Je lui ai tapoté la tête : « À quoi penses-tu dans ta petite tête ? C'est ma cousine. »
« Vraiment ? » demanda Ni Siyu, mi-croyante, mi-sceptique.
Hua Mulan rit et dit : « Vraiment ? J'étais avec ta sœur Baozi hier encore. »
À ce moment-là, un vieil homme chauve, un peu en surpoids, s'approcha de Ni Siyu et lui dit : « Xiaoyu, réfléchis bien à ce que je t'ai dit et réponds-moi au plus vite. » Après avoir dit cela, il prit son sac et partit.
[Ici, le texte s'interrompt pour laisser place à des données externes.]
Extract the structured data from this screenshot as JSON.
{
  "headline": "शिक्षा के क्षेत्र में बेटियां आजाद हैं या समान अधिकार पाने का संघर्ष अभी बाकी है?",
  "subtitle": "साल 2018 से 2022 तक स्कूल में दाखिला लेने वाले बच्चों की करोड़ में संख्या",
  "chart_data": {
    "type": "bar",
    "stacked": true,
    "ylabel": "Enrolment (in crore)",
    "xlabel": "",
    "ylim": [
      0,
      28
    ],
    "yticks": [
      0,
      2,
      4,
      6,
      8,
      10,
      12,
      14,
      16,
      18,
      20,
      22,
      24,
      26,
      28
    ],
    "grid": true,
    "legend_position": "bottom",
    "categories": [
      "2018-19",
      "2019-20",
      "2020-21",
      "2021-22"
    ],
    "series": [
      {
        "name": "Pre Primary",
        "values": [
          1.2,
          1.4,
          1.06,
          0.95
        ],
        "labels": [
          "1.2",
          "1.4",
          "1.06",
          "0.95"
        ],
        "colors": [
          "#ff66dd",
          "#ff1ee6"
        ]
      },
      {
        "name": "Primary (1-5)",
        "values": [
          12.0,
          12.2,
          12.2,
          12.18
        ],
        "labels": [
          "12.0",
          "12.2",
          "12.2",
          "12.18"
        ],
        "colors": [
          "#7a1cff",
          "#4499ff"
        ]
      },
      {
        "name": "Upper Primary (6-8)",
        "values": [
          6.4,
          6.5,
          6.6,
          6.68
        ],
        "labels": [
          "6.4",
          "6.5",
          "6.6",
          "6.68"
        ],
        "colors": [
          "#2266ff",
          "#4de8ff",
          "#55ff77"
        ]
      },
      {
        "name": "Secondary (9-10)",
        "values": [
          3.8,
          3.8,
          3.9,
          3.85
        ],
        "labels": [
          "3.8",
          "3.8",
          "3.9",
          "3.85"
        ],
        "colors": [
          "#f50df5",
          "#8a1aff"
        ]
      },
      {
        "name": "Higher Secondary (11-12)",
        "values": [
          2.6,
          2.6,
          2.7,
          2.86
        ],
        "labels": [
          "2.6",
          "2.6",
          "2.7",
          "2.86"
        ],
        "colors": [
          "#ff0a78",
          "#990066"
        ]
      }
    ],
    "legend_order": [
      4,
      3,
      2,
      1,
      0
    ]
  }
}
C’était maintenant à mon tour d’interroger Ni Siyu. Mon visage s’assombrit lorsque je demandai
: «
Que se passe-t-il
?
» Qu’un homme d’âge mûr, apparemment prospère, exige une réponse aussi rapidement d’une jolie fille pouvait facilement donner lieu à des spéculations déplaisantes. Ni Siyu serait-il…
?
Ni Siyu m'a aussi donné une bonne claque : « À quoi penses-tu ? C'est l'entraîneur ! »
«
L’entraîneur et les athlètes s’entraînent dans un café
? Quel changement dans le traitement réservé aux athlètes
!
» dis-je avec sarcasme, mais je savais déjà que le vieil homme n’était pas un mauvais bougre
: il était sorti et avait pris un taxi. Quel patron qui cherche à séduire les femmes prendrait un taxi
?
Ni Siyu baissa la tête et dit : « C'est un entraîneur étranger et il veut que je progresse au sein de son équipe. »
J'ai dit : « N'est-ce pas une bonne chose ? »
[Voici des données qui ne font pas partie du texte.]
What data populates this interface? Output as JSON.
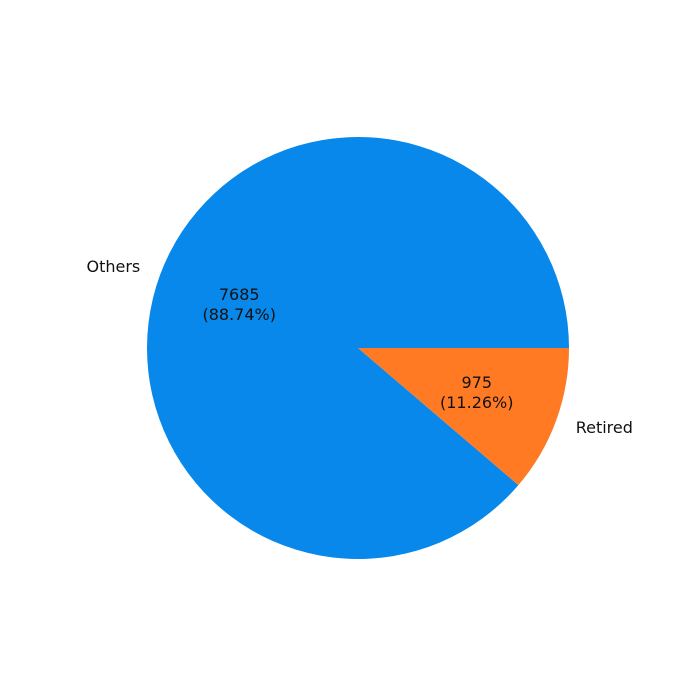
{
  "chart_data": {
    "type": "pie",
    "title": "",
    "slices": [
      {
        "label": "Others",
        "value": 7685,
        "percent_text": "(88.74%)",
        "color": "#0788ea"
      },
      {
        "label": "Retired",
        "value": 975,
        "percent_text": "(11.26%)",
        "color": "#ff7a22"
      }
    ],
    "start_angle_deg": 0,
    "direction": "clockwise",
    "legend": "none"
  }
}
Ni Siyu se rongeait les ongles et dit : « Mais il faudrait changer de nationalité… »
Je crois comprendre. Depuis que Ni Siyu s'entraîne avec Zhang Shun et les frères Ruan, ses performances se sont considérablement améliorées, ce qui a dû attirer l'attention de nombreux entraîneurs étrangers. Maintenant, ils veulent la faire venir, ce qui revient à la débaucher.
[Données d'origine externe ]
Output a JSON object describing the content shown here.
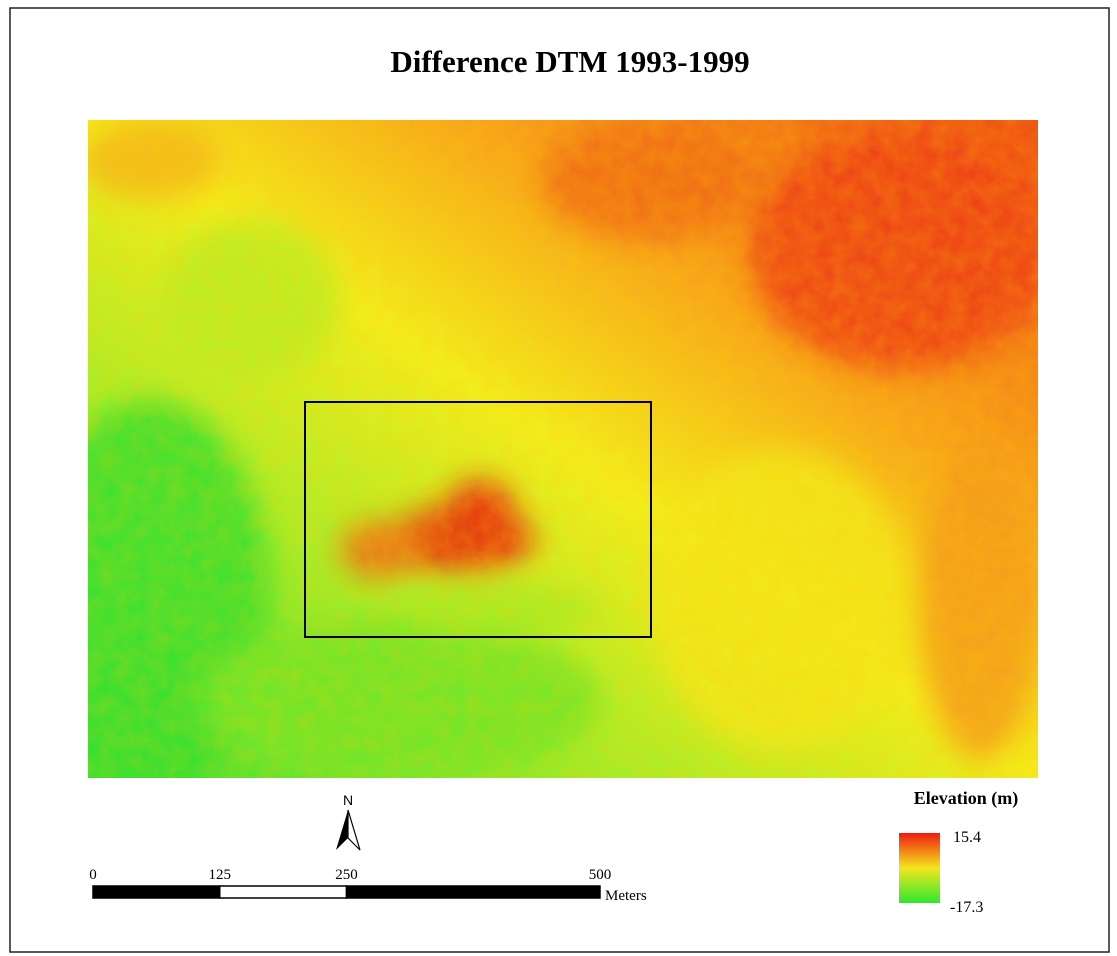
{
  "title": "Difference DTM 1993-1999",
  "north_arrow": "N",
  "scale_bar": {
    "ticks": [
      0,
      125,
      250,
      500
    ],
    "unit": "Meters"
  },
  "legend": {
    "title": "Elevation (m)",
    "max": "15.4",
    "min": "-17.3"
  }
}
Il n'est pas rare que des athlètes changent de nationalité et représentent d'autres pays en compétition. Certains pays, une fois établis dans un sport dominant, vont même jusqu'à envoyer délibérément leurs talents pour aider les autres à progresser. La raison est simple
: une domination prolongée est néfaste pour le sport. Si les autres ne peuvent pas rivaliser avec vous, ils risquent tout simplement d'abandonner la compétition. Qui alors pourrez-vous intimider
?
Le problème, c'est que nous ne sommes pas très forts en natation non plus, et nous avons encore besoin de talents. Comme ils essaient de débaucher notre personnel, les offres doivent être plutôt alléchantes, il est donc normal que la jeune fille soit partagée.